A significant improvement in the knowledge scores in the pretest-posttest was found using paired t-tests (p=.002). For seven HCAHPS statements related to patient teaching , only one demonstrated significant improvement in the intervention group during one quarter (three months) after teach-back was initiated p=.025. This question was “Tell you what new medicine was for”. A positive trending of scores was noted in the intervention group however, some positive scores were also noted in the control group.
Qualitative analysis of nurses’ comments demonstrated strong support for teach-back in the posttest. The common theme among the 24 nurse respondents was one of support for the use of teach-back in nursing practice. Nurses gave some specific examples when teach-back was used in his/her practice which included psychomotor skills such as the correct use of inhalers and self-administration of insulin and cognitive learning specifically dealing with follow-up care after discharge. An increased use of teach-back and positive support for using the teaching technique were expressed more in the post test when compared with the pretest. This finding was expected as a majority of nurses had expressed that they had very little knowledge of the teach-back technique prior to the teaching intervention. Nurses supported having teach-back as a mandatory part of their practice but with the caveat of needing more time allotted in their busy schedules in which to do patient and family teaching. In answer to the open-ended question, “Do you think the use of ‘teach-back should be mandatory and consistently applied to patient education? Why or why not?” one nurse stated “realistically time would be a big factor, though it is very useful”. The question arises regarding how much education is being provided to patients based on the many needs of patients and time constraints of direct care nurses.
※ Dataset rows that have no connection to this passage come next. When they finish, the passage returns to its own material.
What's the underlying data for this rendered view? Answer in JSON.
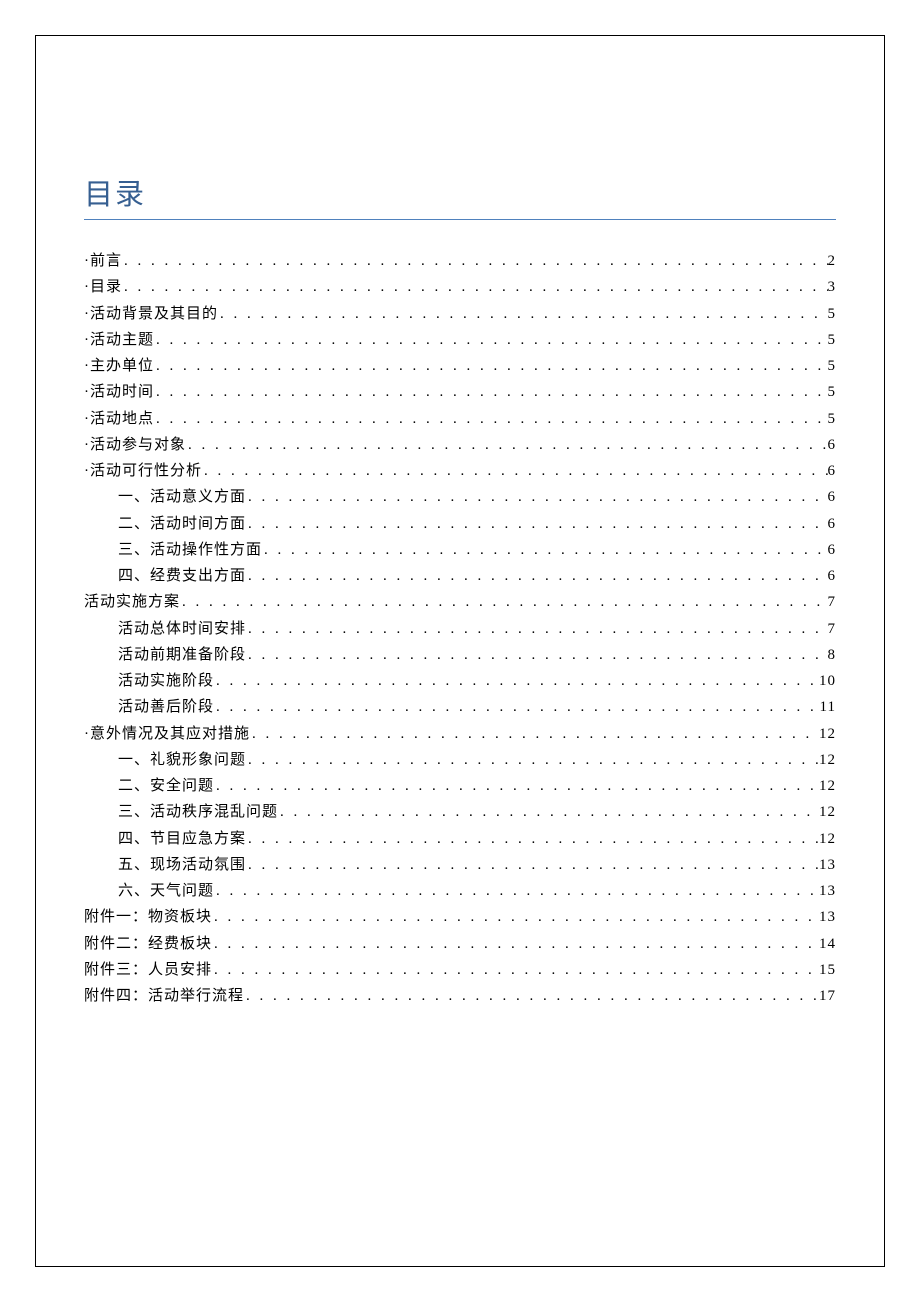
{
  "title": "目录",
  "toc": [
    {
      "label": "·前言",
      "page": "2",
      "indent": 0
    },
    {
      "label": "·目录",
      "page": "3",
      "indent": 0
    },
    {
      "label": "·活动背景及其目的",
      "page": "5",
      "indent": 0
    },
    {
      "label": "·活动主题",
      "page": "5",
      "indent": 0
    },
    {
      "label": "·主办单位",
      "page": "5",
      "indent": 0
    },
    {
      "label": "·活动时间",
      "page": "5",
      "indent": 0
    },
    {
      "label": "·活动地点",
      "page": "5",
      "indent": 0
    },
    {
      "label": "·活动参与对象",
      "page": "6",
      "indent": 0
    },
    {
      "label": "·活动可行性分析",
      "page": "6",
      "indent": 0
    },
    {
      "label": "一、活动意义方面",
      "page": "6",
      "indent": 1
    },
    {
      "label": "二、活动时间方面",
      "page": "6",
      "indent": 1
    },
    {
      "label": "三、活动操作性方面",
      "page": "6",
      "indent": 1
    },
    {
      "label": "四、经费支出方面",
      "page": "6",
      "indent": 1
    },
    {
      "label": "活动实施方案",
      "page": "7",
      "indent": 0,
      "noBullet": true
    },
    {
      "label": "活动总体时间安排",
      "page": "7",
      "indent": 1
    },
    {
      "label": "活动前期准备阶段",
      "page": "8",
      "indent": 1
    },
    {
      "label": "活动实施阶段",
      "page": "10",
      "indent": 1
    },
    {
      "label": "活动善后阶段",
      "page": "11",
      "indent": 1
    },
    {
      "label": "·意外情况及其应对措施",
      "page": "12",
      "indent": 0
    },
    {
      "label": "一、礼貌形象问题",
      "page": "12",
      "indent": 1
    },
    {
      "label": "二、安全问题",
      "page": "12",
      "indent": 1
    },
    {
      "label": "三、活动秩序混乱问题",
      "page": "12",
      "indent": 1
    },
    {
      "label": "四、节目应急方案",
      "page": "12",
      "indent": 1
    },
    {
      "label": "五、现场活动氛围",
      "page": "13",
      "indent": 1
    },
    {
      "label": "六、天气问题",
      "page": "13",
      "indent": 1
    },
    {
      "label": "附件一：物资板块",
      "page": "13",
      "indent": 0,
      "noBullet": true
    },
    {
      "label": "附件二：经费板块",
      "page": "14",
      "indent": 0,
      "noBullet": true
    },
    {
      "label": "附件三：人员安排",
      "page": "15",
      "indent": 0,
      "noBullet": true
    },
    {
      "label": "附件四：活动举行流程",
      "page": "17",
      "indent": 0,
      "noBullet": true
    }
  ]
}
The t-score (p=.025) shows there is a significant improvement on the question, ‘Tell you what new medicine was for’ on HCAHPS scores for the intervention unit. There was a positive trending in some of the other scores related to discharge teaching although not statistically significant. The qualitative responses of the nurses in the intervention group demonstrated support for the use of teach-back as an evaluation of taught material. Although nurses recognized the value of using teach-back in their patient education, the perceived lack of time emerged as a theme from the open-ended statements. Patient and family education can be accomplished in a variety of ways through written materials, videos embedded into the intranet system that patients can access in addition to the one to one explanations provided by members of the healthcare team including nurses. More research needs to be done to measure the outcomes of nurses’ knowledge and the use of teach-back in patient education. Patient and family education continues to challenge nurses in healthcare settings and teach-back is one technique that may improve outcomes, particularly patient satisfaction.